Many times, he had to wake up early, way before morning, and to go to a deserted place to pray. There were even times when he had to spend the whole night praying. And let’s not forget that before he launched his public life, he spent forty days in a desert to pray and fast.

Christ withdrew from the crowd to have silence and recollection, so indispensable for him to pray. We should also realize that we need to have silence and recollection to keep our relation with God strong and vibrant.

We cannot deny that it is when we manage to have silence and recollection that we can listen more to the voice of God who is actually always intervening in our life. We would become more discerning of God’s will and ways, and more able to be docile to him.

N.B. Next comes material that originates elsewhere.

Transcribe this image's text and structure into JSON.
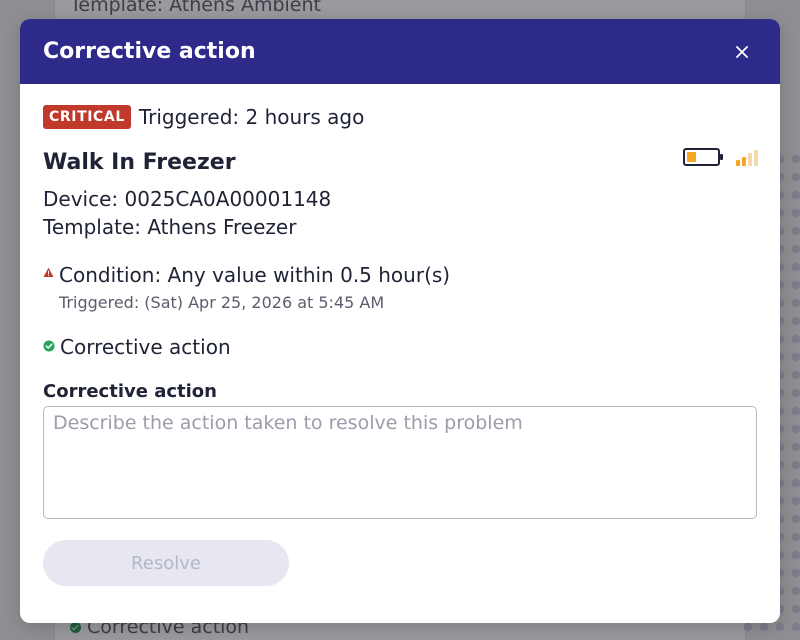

We obviously have to do a lot of self-denial to achieve this ideal condition for prayer. But we should not be surprised by this and should be eager to go through them. Among the things we can do in this regard are to always give priority to a time of prayer and meditation and to look for the appropriate place and time for it.

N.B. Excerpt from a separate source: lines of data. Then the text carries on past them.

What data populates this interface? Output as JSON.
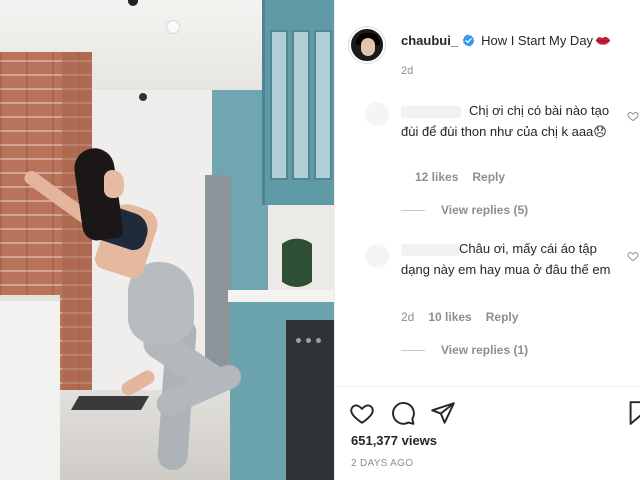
{
  "post": {
    "username": "chaubui_",
    "caption": "How I Start My Day",
    "caption_emoji": "lips-icon",
    "caption_age": "2d",
    "verified": true
  },
  "comments": [
    {
      "text": "Chị ơi chị có bài nào tạo đùi để đùi thon như của chị k aaa😞",
      "age": "",
      "likes": "12 likes",
      "reply_label": "Reply",
      "view_replies": "View replies (5)"
    },
    {
      "text": "Châu ơi, mấy cái áo tập dạng này em hay mua ở đâu thế em",
      "age": "2d",
      "likes": "10 likes",
      "reply_label": "Reply",
      "view_replies": "View replies (1)"
    }
  ],
  "stats": {
    "views": "651,377 views",
    "posted": "2 DAYS AGO"
  },
  "icons": {
    "like": "heart-icon",
    "comment": "comment-bubble-icon",
    "share": "paper-plane-icon",
    "save": "bookmark-icon",
    "verified": "verified-badge-icon"
  },
  "colors": {
    "verified": "#3897f0",
    "lips": "#c0223b",
    "text": "#262626",
    "muted": "#8e8e8e"
  }
}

Ideally, it should be in a place of prayer like a church or chapel and before the Blessed Sacrament. The time is whenever we can be most at peace with God. We have to learn how to get away for the meantime from our usual activities. More than this, we have to know how to silence our passions, and to focus our inner faculties—intelligence, will, imagination, memory, etc.—on God alone.

That’s when we can start to hear and feel the promptings of God. Let’s remember that more than us, it is God who directs our prayer. He is the one who will show us things.

Many times we have to force ourselves to go through this process of attaining silence and recollection for our prayer. We have to convince ourselves that for us to be able to pray, and to persevere in it, we should feel the need for prayer more deeply. We can only pray when we feel that need rather than when we depend on our wanting to pray.

That is part of the self-denial Christ is asking of us. We should go beyond feelings and wanting. With our will, always supported by God’s grace, we can manage to pray in spite of contradicting or uncooperative feelings.

When we manage to have silence and recollection in our moments of meditation, it is likely also that we can manage to have them when we get immersed in our daily routine of work and other concerns. This is an art and skill that is so badly needed these days.